Per farlo, seguendo l’impostazione fornita da un recente documento del Gruppo dei G30, il supporto pubblico si deve concentrare sulle imprese che hanno buone prospettive economiche (economically viable) ma con problemi di natura finanziaria, fornendo liquidità o capitali. Viceversa, non bisogna supportare né imprese senza prospettive economiche, che potrebbero diventare zombie firms, né quelle che hanno una struttura finanziaria robusta, che possono rivolgersi al mercato.
Basandosi sui propri dati e sui propri score, Cerved ha elaborato una metodologia per individuare imprese con buone prospettive economiche, ma debilitate dal Covid, quelle su cui concentrare le risorse pubbliche. Sul campione di 153 mila PMI attive nel 2020, sono state identificate 27 mila PMI con buone prospettive economiche ma che, a causa del Covid, hanno accumulato un alto livello di debiti. Secondo i criteri del documento del G30, sono i candidati naturali ad interventi di supporto: sono società colpite dalla pandemia, ma con un modello di business che garantisce buone prospettive. Il secondo gruppo su cui bisognerebbe valutare un intervento è quello di altre 27 mila imprese indebolite dal Covid, con prospettive economiche più incerte rispetto al primo gruppo: in questo caso si deve considerare il maggior rischio di investire in società che potrebbero comunque uscire dal mercato, date le prospettive economiche incerte. Viceversa, non bisogna intervenire sulle 92 mila PMI “sane”, che possono rivolgersi al mercato e sulle 8 mila società senza prospettive economiche.
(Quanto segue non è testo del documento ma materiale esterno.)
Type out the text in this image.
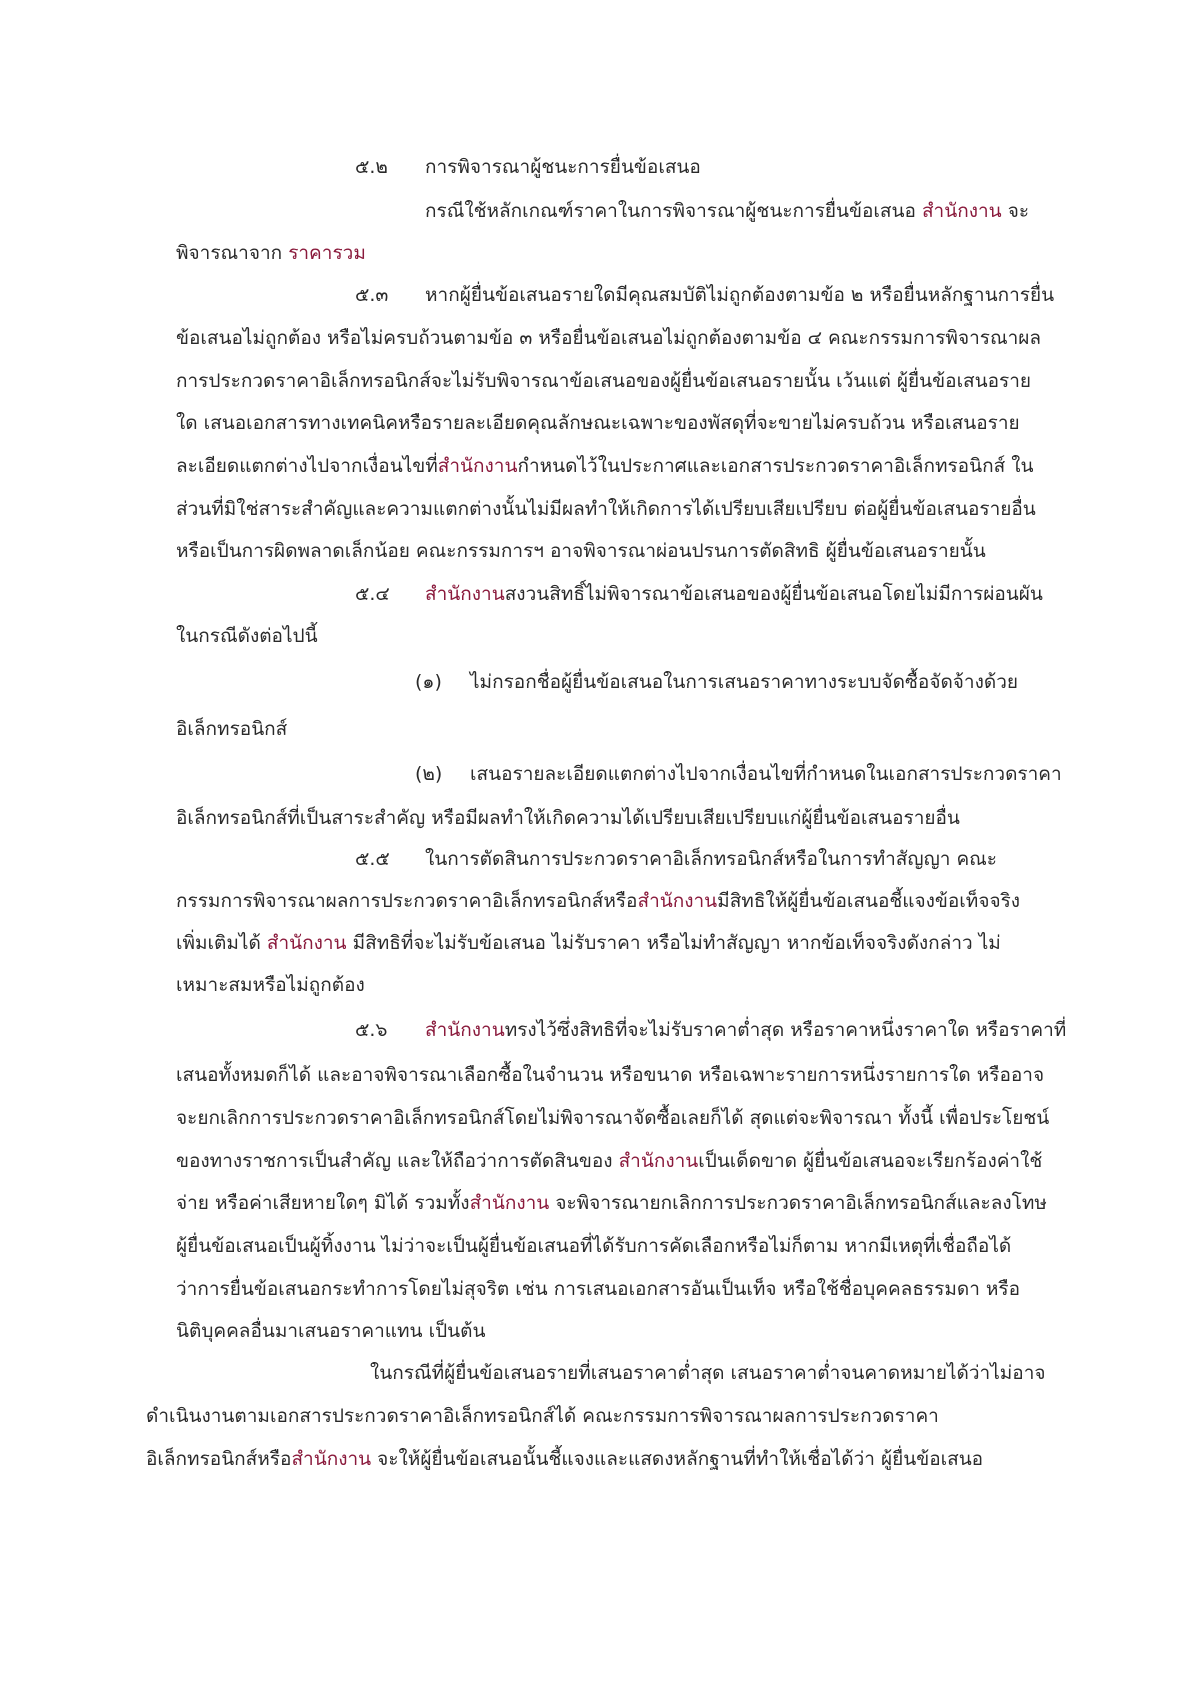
๕.๒ การพิจารณาผู้ชนะการยื่นข้อเสนอ

กรณีใช้หลักเกณฑ์ราคาในการพิจารณาผู้ชนะการยื่นข้อเสนอ สำนักงาน จะ

พิจารณาจาก ราคารวม

๕.๓ หากผู้ยื่นข้อเสนอรายใดมีคุณสมบัติไม่ถูกต้องตามข้อ ๒ หรือยื่นหลักฐานการยื่น

ข้อเสนอไม่ถูกต้อง หรือไม่ครบถ้วนตามข้อ ๓ หรือยื่นข้อเสนอไม่ถูกต้องตามข้อ ๔ คณะกรรมการพิจารณาผล

การประกวดราคาอิเล็กทรอนิกส์จะไม่รับพิจารณาข้อเสนอของผู้ยื่นข้อเสนอรายนั้น เว้นแต่ ผู้ยื่นข้อเสนอราย

ใด เสนอเอกสารทางเทคนิคหรือรายละเอียดคุณลักษณะเฉพาะของพัสดุที่จะขายไม่ครบถ้วน หรือเสนอราย

ละเอียดแตกต่างไปจากเงื่อนไขที่สำนักงานกำหนดไว้ในประกาศและเอกสารประกวดราคาอิเล็กทรอนิกส์ ใน

ส่วนที่มิใช่สาระสำคัญและความแตกต่างนั้นไม่มีผลทำให้เกิดการได้เปรียบเสียเปรียบ ต่อผู้ยื่นข้อเสนอรายอื่น

หรือเป็นการผิดพลาดเล็กน้อย คณะกรรมการฯ อาจพิจารณาผ่อนปรนการตัดสิทธิ ผู้ยื่นข้อเสนอรายนั้น

๕.๔ สำนักงานสงวนสิทธิ์ไม่พิจารณาข้อเสนอของผู้ยื่นข้อเสนอโดยไม่มีการผ่อนผัน

ในกรณีดังต่อไปนี้

(๑) ไม่กรอกชื่อผู้ยื่นข้อเสนอในการเสนอราคาทางระบบจัดซื้อจัดจ้างด้วย

อิเล็กทรอนิกส์

(๒) เสนอรายละเอียดแตกต่างไปจากเงื่อนไขที่กำหนดในเอกสารประกวดราคา

อิเล็กทรอนิกส์ที่เป็นสาระสำคัญ หรือมีผลทำให้เกิดความได้เปรียบเสียเปรียบแก่ผู้ยื่นข้อเสนอรายอื่น

๕.๕ ในการตัดสินการประกวดราคาอิเล็กทรอนิกส์หรือในการทำสัญญา คณะ

กรรมการพิจารณาผลการประกวดราคาอิเล็กทรอนิกส์หรือสำนักงานมีสิทธิให้ผู้ยื่นข้อเสนอชี้แจงข้อเท็จจริง

เพิ่มเติมได้ สำนักงาน มีสิทธิที่จะไม่รับข้อเสนอ ไม่รับราคา หรือไม่ทำสัญญา หากข้อเท็จจริงดังกล่าว ไม่

เหมาะสมหรือไม่ถูกต้อง

๕.๖ สำนักงานทรงไว้ซึ่งสิทธิที่จะไม่รับราคาต่ำสุด หรือราคาหนึ่งราคาใด หรือราคาที่

เสนอทั้งหมดก็ได้ และอาจพิจารณาเลือกซื้อในจำนวน หรือขนาด หรือเฉพาะรายการหนึ่งรายการใด หรืออาจ

จะยกเลิกการประกวดราคาอิเล็กทรอนิกส์โดยไม่พิจารณาจัดซื้อเลยก็ได้ สุดแต่จะพิจารณา ทั้งนี้ เพื่อประโยชน์

ของทางราชการเป็นสำคัญ และให้ถือว่าการตัดสินของ สำนักงานเป็นเด็ดขาด ผู้ยื่นข้อเสนอจะเรียกร้องค่าใช้

จ่าย หรือค่าเสียหายใดๆ มิได้ รวมทั้งสำนักงาน จะพิจารณายกเลิกการประกวดราคาอิเล็กทรอนิกส์และลงโทษ

ผู้ยื่นข้อเสนอเป็นผู้ทิ้งงาน ไม่ว่าจะเป็นผู้ยื่นข้อเสนอที่ได้รับการคัดเลือกหรือไม่ก็ตาม หากมีเหตุที่เชื่อถือได้

ว่าการยื่นข้อเสนอกระทำการโดยไม่สุจริต เช่น การเสนอเอกสารอันเป็นเท็จ หรือใช้ชื่อบุคคลธรรมดา หรือ

นิติบุคคลอื่นมาเสนอราคาแทน เป็นต้น

ในกรณีที่ผู้ยื่นข้อเสนอรายที่เสนอราคาต่ำสุด เสนอราคาต่ำจนคาดหมายได้ว่าไม่อาจ

ดำเนินงานตามเอกสารประกวดราคาอิเล็กทรอนิกส์ได้ คณะกรรมการพิจารณาผลการประกวดราคา

อิเล็กทรอนิกส์หรือสำนักงาน จะให้ผู้ยื่นข้อเสนอนั้นชี้แจงและแสดงหลักฐานที่ทำให้เชื่อได้ว่า ผู้ยื่นข้อเสนอ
Iniezioni di capitale per sterilizzare gli impatti della pandemia sul leverage potrebbero avere effetti significativi. In base ad analisi su dati di bilancio, servirebbero 21 miliardi di equity per consentire a tutte le PMI che hanno accumulato debiti di tornare sui livelli di leverage pre-Covid. In base agli score e alle probabilità di default sottostanti, questo consentirebbe di evitare circa 4 mila default (la metà degli 8 mila attesi interrompendo del tutto i supporti), con 114 mila posti di lavoro persi in meno e 10,5 miliardi di debiti finanziari che non si trasformerebbero in crediti deteriorati.
L’analisi però evidenzia che, in linea con le indicazioni del documento del G30, interventi selettivi sarebbero più efficaci, ottimizzando il rapporto tra costi e benefici. Le iniezioni necessarie per salvare le PMI economicamente sostenibili ma debilitate dal Covid sono quantificabili in 4,5 miliardi e consentirebbero di evitare poco meno di 2mila default, “salvando” 55 mila addetti e crediti deteriorati per 4,7 miliardi. Con meno di un quarto delle risorse, si otterrebbe la metà dei benefici. Se oltre ai 4,5 miliardi si investissero altri 3,8 miliardi in equity per le PMI con prospettive incerte, si salverebbero altre 1.400 imprese, con 37 mila addetti e 4,2 miliardi di debiti finanziari, riducendo di circa l’85% i fallimenti e i costi associati.